WASHINGTON, DC—During a press briefing yesterday, White House press secretary Dana Perino was asked to explain the “accusation that the White House is to blame in some way, or the Bush administration policy is to blame in some way” for the current financial crisis.
Perino responded by issuing a challenge: “I would ask you to go back and look…what specific regulation did they want that we blocked? What specific regulation did we eliminate?”
The Wonk Room gladly took up the Perino challenge. Here are some of the specific regulations of the financial system that the Bush administration has eliminated:
- The Uptick Rule: In July 2007, the Securities and Exchange Commission (SEC) eliminated the “uptick rule,” which “made it hard for speculators to push the price of a stock down after betting it would fall.” As the Wonk Room noted yesterday, “since then, legions of short sellers have progressively hammered Wall Street, contributing greatly to the current stock market crisis.”

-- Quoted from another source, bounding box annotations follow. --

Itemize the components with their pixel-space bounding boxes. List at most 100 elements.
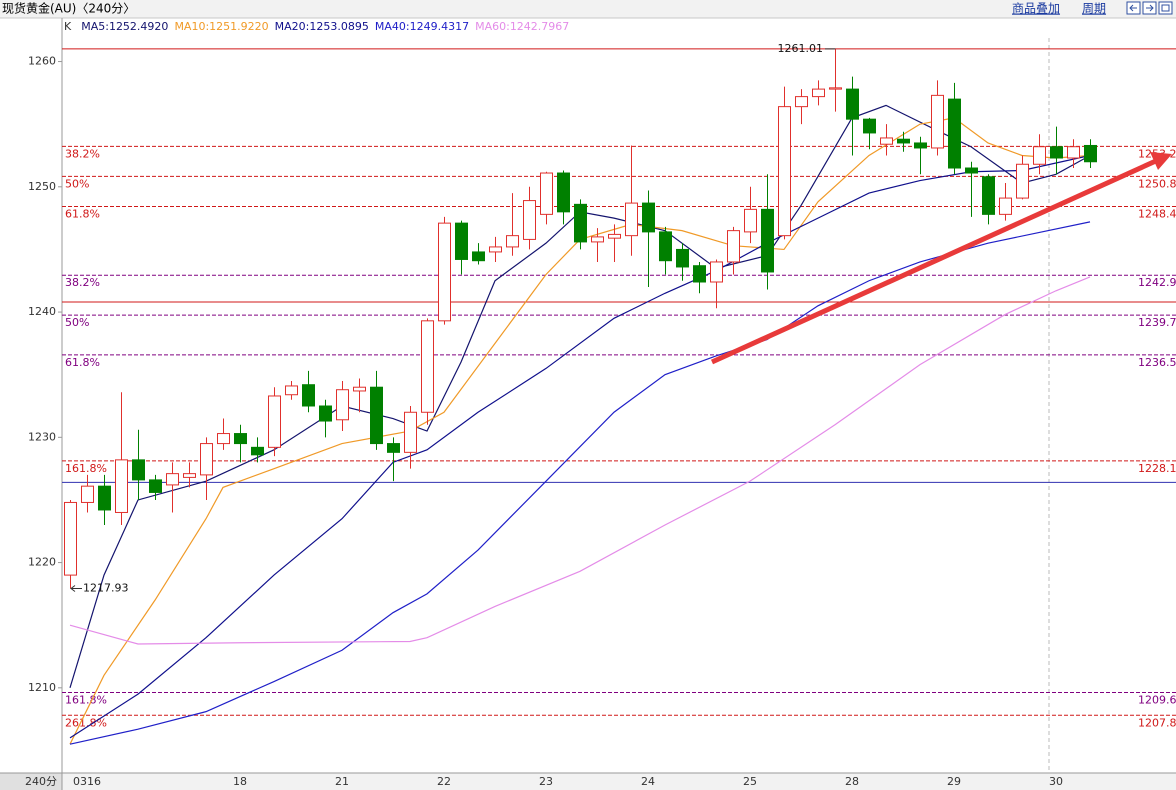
candle-body <box>744 208 757 233</box>
overlay-link[interactable]: 商品叠加 <box>1012 1 1060 16</box>
candle-body <box>557 172 570 213</box>
x-axis-unit-box <box>0 773 62 790</box>
fib-percent-label: 161.8% <box>65 693 107 706</box>
ma-line <box>69 154 1091 739</box>
ma-line <box>69 221 1091 745</box>
fib-price-label: 1207.81 <box>1138 716 1176 729</box>
candle-body <box>421 320 434 413</box>
window-title: 现货黄金(AU)〈240分〉 <box>2 1 135 16</box>
candle-body <box>778 106 791 237</box>
fib-percent-label: 50% <box>65 316 89 329</box>
fib-price-label: 1248.43 <box>1138 207 1176 220</box>
fib-price-label: 1236.58 <box>1138 356 1176 369</box>
y-tick-label: 1220 <box>28 556 56 569</box>
period-link[interactable]: 周期 <box>1082 2 1106 16</box>
candle-body <box>761 208 774 273</box>
candle-body <box>183 473 196 478</box>
ma-line <box>69 276 1091 645</box>
legend-entry: MA40:1249.4317 <box>375 20 469 33</box>
candle-body <box>115 459 128 513</box>
candle-body <box>489 246 502 253</box>
fib-percent-label: 61.8% <box>65 356 100 369</box>
candle-body <box>472 251 485 262</box>
fib-price-label: 1250.83 <box>1138 177 1176 190</box>
x-tick-label: 24 <box>641 775 655 788</box>
candle-body <box>982 176 995 215</box>
candle-body <box>931 94 944 149</box>
candle-body <box>81 485 94 503</box>
candle-body <box>98 485 111 511</box>
candle-body <box>353 386 366 392</box>
legend-prefix: K <box>64 20 72 33</box>
candle-body <box>812 88 825 98</box>
trend-arrow <box>710 152 1172 365</box>
candle-body <box>268 395 281 448</box>
fib-price-label: 1242.94 <box>1138 276 1176 289</box>
candle-body <box>846 88 859 120</box>
candle-body <box>132 459 145 481</box>
candle-body <box>948 98 961 169</box>
candle-body <box>642 202 655 233</box>
fib-percent-label: 161.8% <box>65 462 107 475</box>
candle-body <box>659 231 672 262</box>
candle-body <box>676 248 689 268</box>
candle-body <box>1067 146 1080 159</box>
x-axis-unit: 240分 <box>25 775 57 788</box>
candle-body <box>506 235 519 248</box>
fib-percent-label: 50% <box>65 177 89 190</box>
high-annotation: 1261.01 <box>778 42 824 55</box>
candle-body <box>829 87 842 90</box>
candle-body <box>574 203 587 243</box>
low-annotation: 1217.93 <box>83 581 129 594</box>
candle-body <box>166 473 179 486</box>
legend-entry: MA20:1253.0895 <box>275 20 369 33</box>
candle-body <box>1016 163 1029 199</box>
candle-body <box>438 222 451 322</box>
candle-body <box>370 386 383 445</box>
candle-body <box>64 501 77 576</box>
nav-icons[interactable] <box>1126 1 1173 15</box>
x-tick-label: 30 <box>1049 775 1063 788</box>
candle-body <box>591 236 604 243</box>
x-tick-label: 23 <box>539 775 553 788</box>
header-bar <box>0 0 1176 18</box>
candle-body <box>693 265 706 283</box>
x-tick-label: 21 <box>335 775 349 788</box>
candle-body <box>1084 144 1097 163</box>
y-tick-label: 1260 <box>28 55 56 68</box>
candle-body <box>710 261 723 283</box>
candle-body <box>1033 146 1046 165</box>
y-tick-label: 1240 <box>28 305 56 318</box>
candle-body <box>1050 146 1063 159</box>
fib-price-label: 1239.76 <box>1138 316 1176 329</box>
y-tick-label: 1210 <box>28 681 56 694</box>
plot: 12101220123012401250126038.2%1253.2350%1… <box>28 42 1176 788</box>
x-tick-label: 28 <box>845 775 859 788</box>
candle-body <box>387 443 400 453</box>
fib-price-label: 1209.63 <box>1138 693 1176 706</box>
candle-body <box>200 443 213 476</box>
candle-body <box>965 167 978 174</box>
candle-body <box>251 446 264 456</box>
fib-percent-label: 261.8% <box>65 716 107 729</box>
candle-body <box>897 138 910 144</box>
fib-percent-label: 38.2% <box>65 147 100 160</box>
ma-line <box>69 104 1091 688</box>
y-tick-label: 1230 <box>28 430 56 443</box>
y-tick-label: 1250 <box>28 180 56 193</box>
candle-body <box>404 411 417 453</box>
candle-body <box>302 384 315 407</box>
x-tick-label: 0316 <box>73 775 101 788</box>
candle-body <box>863 118 876 134</box>
x-axis-bar <box>0 773 1176 790</box>
candle-body <box>285 385 298 396</box>
x-tick-label: 25 <box>743 775 757 788</box>
candle-body <box>795 96 808 108</box>
candle-body <box>234 433 247 445</box>
fib-price-label: 1228.12 <box>1138 462 1176 475</box>
x-tick-label: 18 <box>233 775 247 788</box>
fib-percent-label: 61.8% <box>65 207 100 220</box>
candle-body <box>727 230 740 263</box>
x-tick-label: 29 <box>947 775 961 788</box>
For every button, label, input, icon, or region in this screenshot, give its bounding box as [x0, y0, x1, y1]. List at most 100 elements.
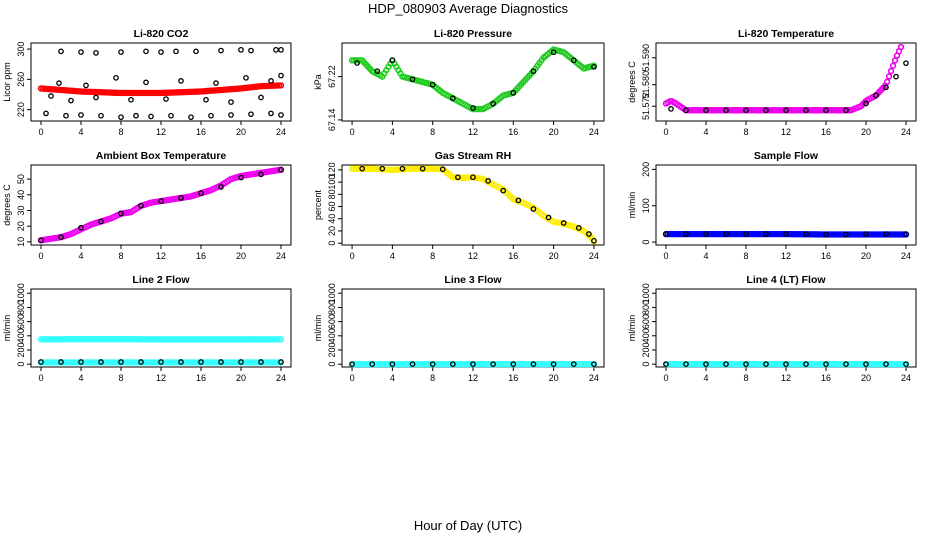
data-point: [208, 112, 214, 119]
plot-frame: [655, 288, 917, 368]
x-tick-label: 0: [663, 127, 668, 137]
y-tick-label: 120: [327, 162, 337, 177]
data-point: [683, 361, 689, 368]
y-tick-label: 10: [16, 237, 26, 247]
data-point: [56, 80, 62, 86]
panel-title: Line 2 Flow: [132, 274, 190, 286]
data-point: [38, 237, 44, 244]
y-axis-label: ml/min: [2, 315, 12, 342]
data-point: [823, 361, 829, 368]
data-point: [550, 361, 557, 368]
data-series: [348, 165, 598, 245]
data-point: [903, 231, 909, 237]
data-point: [58, 234, 64, 241]
y-tick-label: 40: [327, 214, 337, 224]
y-tick-label: 0: [327, 241, 337, 246]
data-point: [168, 112, 174, 119]
x-tick-label: 12: [468, 373, 478, 383]
y-tick-label: 20: [16, 221, 26, 231]
x-tick-label: 12: [781, 251, 791, 261]
y-tick-label: 600: [16, 314, 26, 329]
data-series: [37, 82, 285, 97]
data-point: [218, 184, 224, 190]
data-point: [258, 359, 264, 365]
data-point: [575, 225, 582, 231]
y-tick-label: 60: [327, 202, 337, 212]
y-tick-label: 200: [327, 342, 337, 357]
y-tick-label: 400: [327, 328, 337, 343]
y-tick-label: 100: [327, 175, 337, 190]
data-point: [238, 174, 244, 181]
chart-panel: Li-820 Pressure 0 4 8 12 16 20 24 67.14 67.22 kPa: [313, 28, 605, 137]
data-point: [399, 165, 406, 172]
data-series: [668, 60, 909, 114]
data-point: [550, 49, 557, 56]
x-tick-label: 0: [38, 127, 43, 137]
data-point: [83, 82, 89, 89]
data-point: [38, 359, 44, 365]
y-tick-label: 200: [641, 162, 651, 177]
data-series: [662, 43, 905, 114]
data-point: [591, 63, 597, 70]
data-point: [419, 165, 426, 172]
x-tick-label: 16: [508, 251, 518, 261]
panel-title: Li-820 Pressure: [434, 28, 512, 40]
data-series: [58, 46, 284, 56]
data-point: [58, 359, 64, 365]
x-tick-label: 20: [861, 251, 871, 261]
x-tick-label: 0: [350, 127, 355, 137]
x-tick-label: 0: [350, 373, 355, 383]
x-tick-label: 0: [38, 251, 43, 261]
x-tick-label: 16: [821, 373, 831, 383]
data-point: [863, 361, 869, 368]
data-point: [78, 359, 84, 365]
data-point: [663, 231, 669, 237]
data-point: [843, 231, 849, 238]
x-tick-label: 4: [390, 251, 395, 261]
data-series: [663, 231, 909, 238]
data-point: [897, 43, 905, 51]
y-axis-label: kPa: [313, 74, 323, 90]
data-point: [258, 94, 264, 101]
data-point: [93, 49, 99, 56]
x-tick-label: 4: [390, 127, 395, 137]
y-tick-label: 67.22: [327, 65, 337, 88]
data-point: [277, 82, 285, 89]
data-point: [490, 100, 497, 107]
data-point: [455, 174, 461, 181]
data-point: [470, 361, 476, 368]
data-point: [163, 96, 169, 102]
x-tick-label: 20: [549, 127, 559, 137]
x-tick-label: 20: [861, 127, 871, 137]
data-point: [439, 166, 446, 173]
data-point: [48, 93, 54, 99]
x-tick-label: 16: [821, 127, 831, 137]
data-point: [783, 231, 789, 237]
y-tick-label: 51.590: [641, 44, 651, 72]
data-point: [515, 197, 522, 204]
data-point: [238, 359, 244, 365]
x-tick-label: 0: [663, 251, 668, 261]
plot-frame: [30, 288, 292, 368]
data-point: [560, 220, 567, 226]
x-tick-label: 12: [468, 251, 478, 261]
y-tick-label: 600: [641, 314, 651, 329]
data-point: [743, 107, 749, 114]
x-tick-label: 16: [508, 127, 518, 137]
data-point: [903, 361, 909, 368]
y-tick-label: 1000: [327, 283, 337, 303]
data-point: [118, 210, 124, 217]
data-point: [243, 74, 249, 81]
data-point: [354, 60, 360, 66]
data-point: [113, 74, 119, 81]
data-point: [823, 107, 829, 114]
data-point: [889, 62, 897, 69]
panel-title: Li-820 Temperature: [738, 28, 834, 40]
y-axis-label: Licor ppm: [2, 62, 12, 102]
data-point: [277, 336, 285, 343]
data-series: [348, 46, 598, 113]
data-point: [863, 231, 869, 237]
data-point: [228, 99, 234, 105]
x-tick-label: 12: [781, 373, 791, 383]
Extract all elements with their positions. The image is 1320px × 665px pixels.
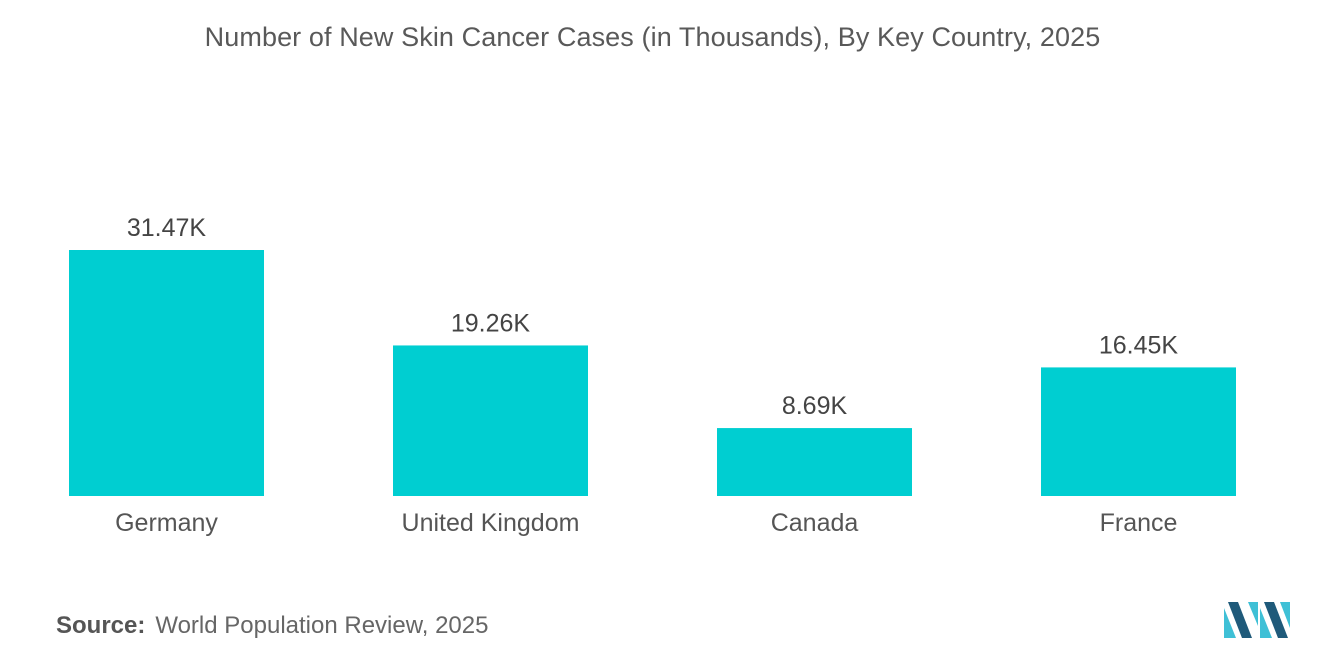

- The Net Capital Rule: In 2004, the SEC loosened the “net capital” rule, which required “that broker dealers limit their debt-to-net capital ratio to 12-to-1.” The five investment banks that qualified for an alternative rule – Bear Stearns, Lehman Brothers, Merrill Lynch, Goldman Sachs, and Morgan Stanley – were allowed “to increase their debt-to-net capital ratios, sometimes, as in the case of Merrill Lynch, to as high as 40-to-1.”
- State Laws Against Predatory Lending: In 2003, the Office of the Comptroller of the Currency (OCC) issued regulations that exempted national banks from state laws against predatory lending. As Slate reported, “with the state laws nullified, national banks were free to engage in the sharp practices the states were hoping to stamp out.”
The Bush administration eliminated these “specific regulations,” contributing to the specific mess that the financial system is in today.